Brent Ray (‘89, ‘00), director of Southwestern Seminary’s World Missions Center, spent 14 years in Brazil as a missionary with the International Mission Board. While he served in Brazil, Ray had the opportunity to invest in young believers in local churches and in the seminary. During his time at Southwestern, Ray has helped develop partnerships on multiple levels with Brazilian Baptists.

“We are partnering with the national convention, the Foreign Mission Board, the National Mission Board, and the Rio seminary,” Ray says. “The theological education committee of the convention met four years ago and invited us to helped train professors for the three national schools.”

“Our deepest tie is with the Rio seminary,” Ray continues. “We’ve had a five-and-a-half-year relationship with the Rio seminary and helped them develop a post-graduate program in expository preaching, which they now do on their own.

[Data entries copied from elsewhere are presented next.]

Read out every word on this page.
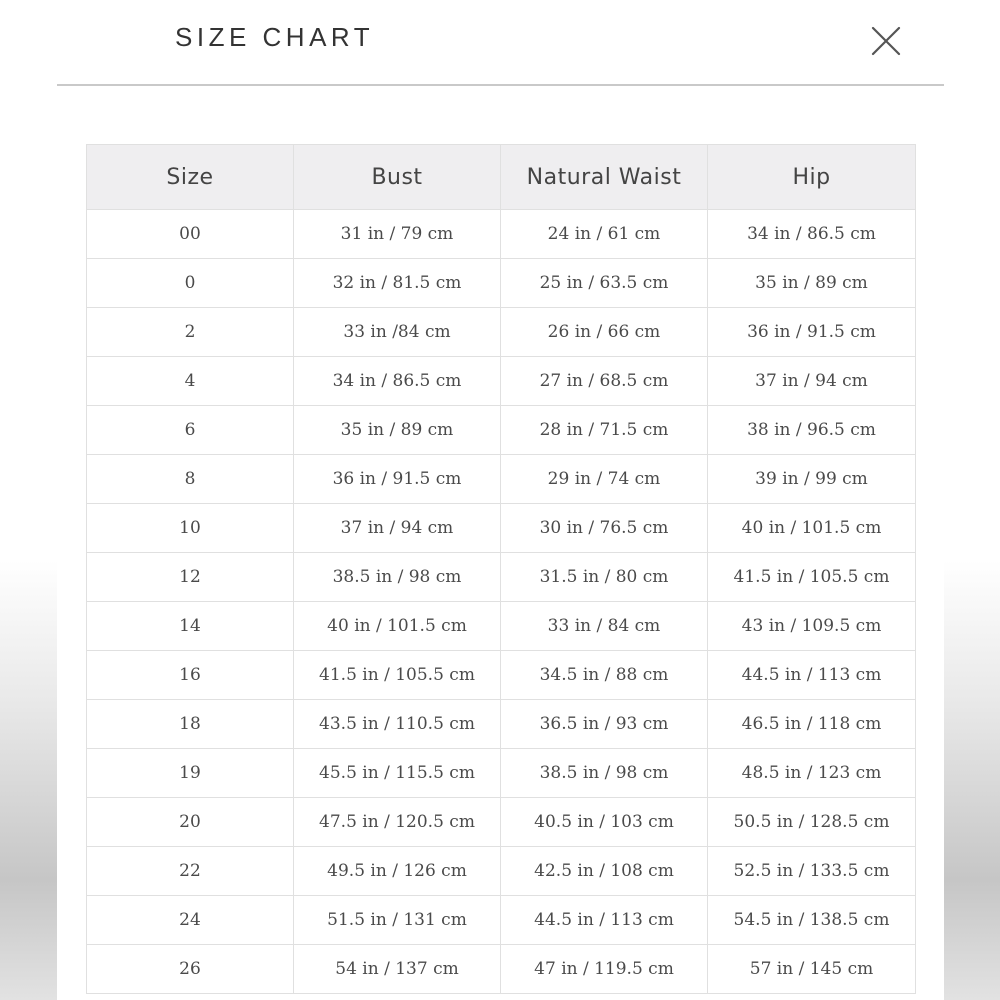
SIZE CHART
Size	Bust	Natural Waist	Hip
00	31 in / 79 cm	24 in / 61 cm	34 in / 86.5 cm
0	32 in / 81.5 cm	25 in / 63.5 cm	35 in / 89 cm
2	33 in /84 cm	26 in / 66 cm	36 in / 91.5 cm
4	34 in / 86.5 cm	27 in / 68.5 cm	37 in / 94 cm
6	35 in / 89 cm	28 in / 71.5 cm	38 in / 96.5 cm
8	36 in / 91.5 cm	29 in / 74 cm	39 in / 99 cm
10	37 in / 94 cm	30 in / 76.5 cm	40 in / 101.5 cm
12	38.5 in / 98 cm	31.5 in / 80 cm	41.5 in / 105.5 cm
14	40 in / 101.5 cm	33 in / 84 cm	43 in / 109.5 cm
16	41.5 in / 105.5 cm	34.5 in / 88 cm	44.5 in / 113 cm
18	43.5 in / 110.5 cm	36.5 in / 93 cm	46.5 in / 118 cm
19	45.5 in / 115.5 cm	38.5 in / 98 cm	48.5 in / 123 cm
20	47.5 in / 120.5 cm	40.5 in / 103 cm	50.5 in / 128.5 cm
22	49.5 in / 126 cm	42.5 in / 108 cm	52.5 in / 133.5 cm
24	51.5 in / 131 cm	44.5 in / 113 cm	54.5 in / 138.5 cm
26	54 in / 137 cm	47 in / 119.5 cm	57 in / 145 cm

They had the first national expository preaching conference this last year to an absolutely packed house. We are working now on a post-graduate program in missiology.”

The Rio seminary is also designing and developing a center on the campus of the seminary that will serve as a missionary training center and world missions center. The name they have chosen: The William Buck Bagby Center for World Missions.

His Hand Continues to Guide

In his role leading the national mission board and the seminary in Rio de Janeiro, Fernando Brandão is keenly aware of the need to train leaders. He works alongside many others in Brazil to equip young men and women for Gospel ministry. But he does not forget what he calls the “treasure” left by missionaries to Brazil like the Bagbys, Taylors, Ginsburgs, Keys, and Rays.

“What is the treasure they left for us? The missionary vision and passion,” he says.

“Love people. Reach people. Love to share the Gospel. Love planting churches. Love investing in missions. Because if you have money, if you have buildings, if you have a denominational structure, but if you don’t have missionary vision, nothing will stand.”